Было уже восемь часов вечера, я ждала приезда родителей, но они не возвращались. Потом подъехала полиция, а дальше все было, как в плохом кино. Я смутно помню слова офицера, но одно было ясно, случилось непоправимое. Родители разбились, не доехав до дому всего пол мили. Так мы с Роуз остались одни. И это был первый большой удар в нашей жизни.

После похорон мы были растеряны. Когда смерть приходит внезапно, ты даже не можешь оценить всю трагичность происходящего. Нет ни боли, ни страха, только звенящая пустота. И как пережить это, когда тебе всего девятнадцать лет, и ты совсем ничего не знаешь об этом мире? В ту первую после похорон ночь мы долго не могли уснуть. Я мучилась, пытаясь вспомнить какие-то мгновения из нашей, теперь уже прошлой жизни, но все было напрасно. Словно кто-то стер страницы моей памяти.

– Роуз, мне страшно. Я, наверное, самая плохая дочь на свете. Я хочу увидеть маму и отца, но не могу, даже их лица стерлись из моего сознания.

Сестра обняла меня и прижала к груди:

– Так и должно быть. Ты обязательно вспомнишь все, но через какое-то время, когда душа немного успокоится. Человек удивительное создание.

Я расплакалась.

– Роуз, ты моя мама, ты всегда ею была. А я просто взбалмошная девчонка. Я – эгоистка. Ты не раз спасала меня, а что сделала для тебя я? Ничего! Мне это даже в голову никогда не приходило!

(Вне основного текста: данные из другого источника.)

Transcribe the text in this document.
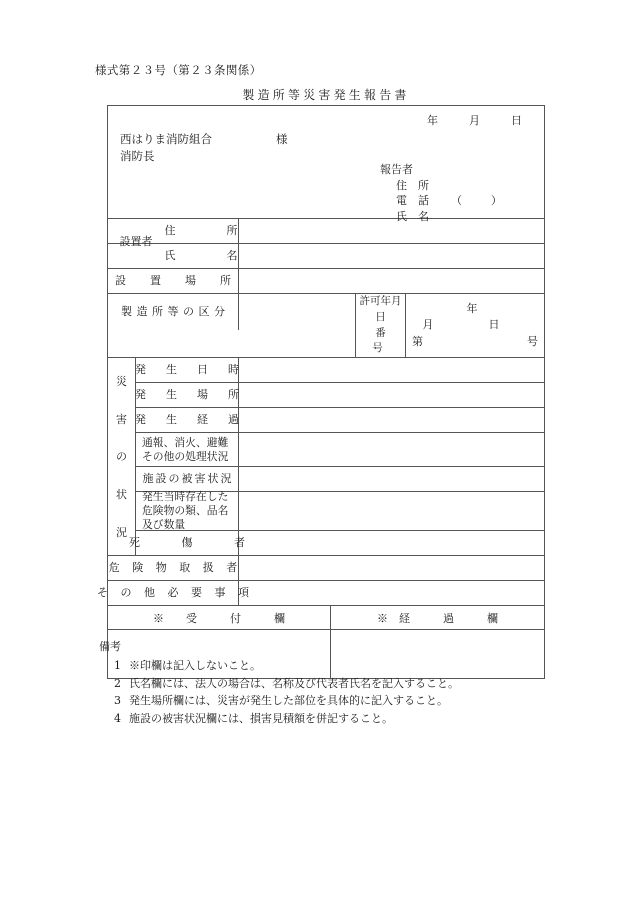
様式第２３号（第２３条関係）
製造所等災害発生報告書
年　月　日
西はりま消防組合
消防長
様
報告者
住　所
電　話 （　）
氏　名
設置者
住　　　所
氏　　　名
設　置　場　所
製造所等の区分
許可年月日
番　　号
年　月　日
第	号
災
害
の
状
況
発　生　日　時
発　生　場　所
発　生　経　過
通報、消火、避難
その他の処理状況
施設の被害状況
発生当時存在した
危険物の類、品名
及び数量
死　　傷　　者
危 険 物 取 扱 者
そ の 他 必 要 事 項
※　　受　　　付　　　欄	※　経　　　過　　　欄
備考
1 ※印欄は記入しないこと。
2 氏名欄には、法人の場合は、名称及び代表者氏名を記入すること。
3 発生場所欄には、災害が発生した部位を具体的に記入すること。
4 施設の被害状況欄には、損害見積額を併記すること。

– Да ты и вправду глупая, Софи! Ты дала мне гораздо больше, чем я тебе. Ты зажигала огонек в моей душе, учила радоваться и смеяться, учила быть свободной и независимой. Ты мой источник света! Это признание Роуз стало для меня неожиданностью. Мы никогда раньше так серьезно не разговаривали. Мы обнялись и крепко уснули.

Но жизнь продолжалась. Через несколько дней сестра вернулась в колледж, а я отправилась навстречу мечте. У каждой из нас была своя дорога.

Я ехала в автобусе в город грез и надежд, и волнение переполняло. Еще бы, это было в первый раз, когда мне предстояло одной оказаться в незнакомом городе. Конечно в голове был план действий, но пока этот весомый аргумент мало утешал. Солнце слепило изо всех сил. Я чувствовала себя разбитой.

Первым, кого я встретила на вокзале Лос-Анджелеса, был Майкл: высокий, худой, белобрысый оболтус. Он стоял на станции, жевал жвачку и пританцовывал, как это делают все тинэйджеры. Мне он тогда показался очень крутым. Он сразу подошел ко мне, осмотрел с ног до головы и предложил немного потусить, а заодно показать город. Я сделала такую же наглую физиономию, как у него, и согласилась. А что мне оставалась делать? Солнце уже не светило, на улице начинал накрапывать дождь, и я понятие не имела, куда мне следует идти дальше. Майклу было 18 лет жил один, в небольшой квартире на окраине города. Отца он не знал, а мать вот уже пару лет проживала у своего нового друга, и только иногда наведывалась к сыну, чтобы проверить все ли в порядке и дать немного денег. Вещи были разбросаны по всему дому, на полу валялись пустые банки из-под пива и кока-колы. Холодильник был пуст.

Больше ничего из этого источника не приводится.